The real problem is the “grey area” when a player takes a hard fall or is hit head on by another player’s helmet and doesn’t seem to be affected. How do we know the player has not sustained a serious injury? Should the coach send the player back in or bench him or her for the rest of the game? Should the decision be different based on the athlete’s age? These critical questions might be answered by a readily available and objective brain injury measurement.

THE FUTURE

To date, the Food and Drug Administration has not approved a biomarker for central nervous system (CNS) diseases or injuries like stroke, Parkinson’s, Alzheimer’s, depression or TBI. The primary reason is because of the blood brain barrier (BBB), which actively separates circulating blood in the body with the blood that is in the brain. Banyan Biomarkers has created proprietary technology that may be able to detect very small proteins that actually do pass through the BBB into the circulating blood in the body of patients that suffered from a TBI. In order for this investigational research to reach doctors and eventually patients, it must pass through the rigorous FDA approval process. Diagnostic tests have to endure a very similar process that a drug or device follows for approval and requires a clinical trial with detailed statistical analysis to prove that the test is truly safe and effective.
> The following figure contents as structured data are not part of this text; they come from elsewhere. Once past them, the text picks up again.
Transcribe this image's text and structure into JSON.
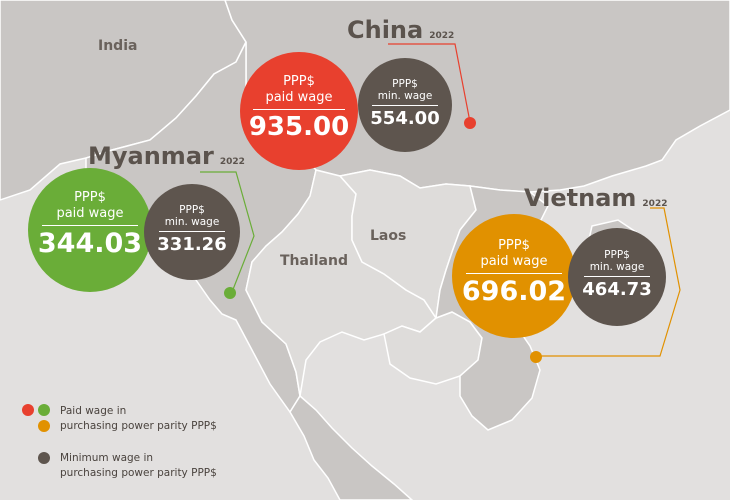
{
  "colors": {
    "china": "#e8402e",
    "myanmar": "#6aad38",
    "vietnam": "#e19100",
    "minimum": "#5e554e",
    "land": "#c9c6c4",
    "highlight": "#dedcda",
    "sea": "#e2e0df",
    "border": "#ffffff"
  },
  "map": {
    "labels": {
      "india": "India",
      "thailand": "Thailand",
      "laos": "Laos"
    }
  },
  "countries": {
    "china": {
      "name": "China",
      "year": "2022",
      "paid_caption": [
        "PPP$",
        "paid wage"
      ],
      "paid_value": "935.00",
      "min_caption": [
        "PPP$",
        "min. wage"
      ],
      "min_value": "554.00"
    },
    "myanmar": {
      "name": "Myanmar",
      "year": "2022",
      "paid_caption": [
        "PPP$",
        "paid wage"
      ],
      "paid_value": "344.03",
      "min_caption": [
        "PPP$",
        "min. wage"
      ],
      "min_value": "331.26"
    },
    "vietnam": {
      "name": "Vietnam",
      "year": "2022",
      "paid_caption": [
        "PPP$",
        "paid wage"
      ],
      "paid_value": "696.02",
      "min_caption": [
        "PPP$",
        "min. wage"
      ],
      "min_value": "464.73"
    }
  },
  "legend": {
    "paid": [
      "Paid wage in",
      "purchasing power parity PPP$"
    ],
    "minimum": [
      "Minimum wage in",
      "purchasing power parity PPP$"
    ]
  }
}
Banyan Biomarkers, Inc. is in the developmental phase but hopes the research will improve the lives of individuals who sustain brain injuries throughout the world.

The Banyan Biomarker assays are for investigational and research use only and are not intended for clinical diagnostic purposes.

“Ronald L. Hayes owns stock, receives compensation from and is an executive officer of Banyan Biomarkers Inc. and as such may benefit financially as a result of the outcomes of this research or work reported in this publication.”

References:

  1. M. Faul, X. Likang, M. Wald, V. Coronado, Traumatic Brain Injury in the United States: Emergency Department Visits, Hospitalizations,  and Deaths, 2002-2006,  March 2010,http://www.cdc.gov/traumaticbraininjury/pdf/blue_book.pdf (visited May 21, 2010).
  2. Ibid.
  3. Warden DL, Ryan LM, Helmick KM, et al: War neurotrauma: the Defense and Veterans Brain Injury Center (DVBIC) experience at Walter Reed Army Medical Center (WRAMC). J Neurotrauma 2005; 22:1178.
  4. Department of Defense Numbers for Traumatic Brain Injury, Decembe 2009, http://www.dvbic.org/TBI-Numbers.aspx (visited May 21, 2010).
  5. Sosin DM, Sniezek JE, Thurman DJ. Incidence of mild and moderate brain injury in the United States, 1991. Brain Inj 1996;10:47-54.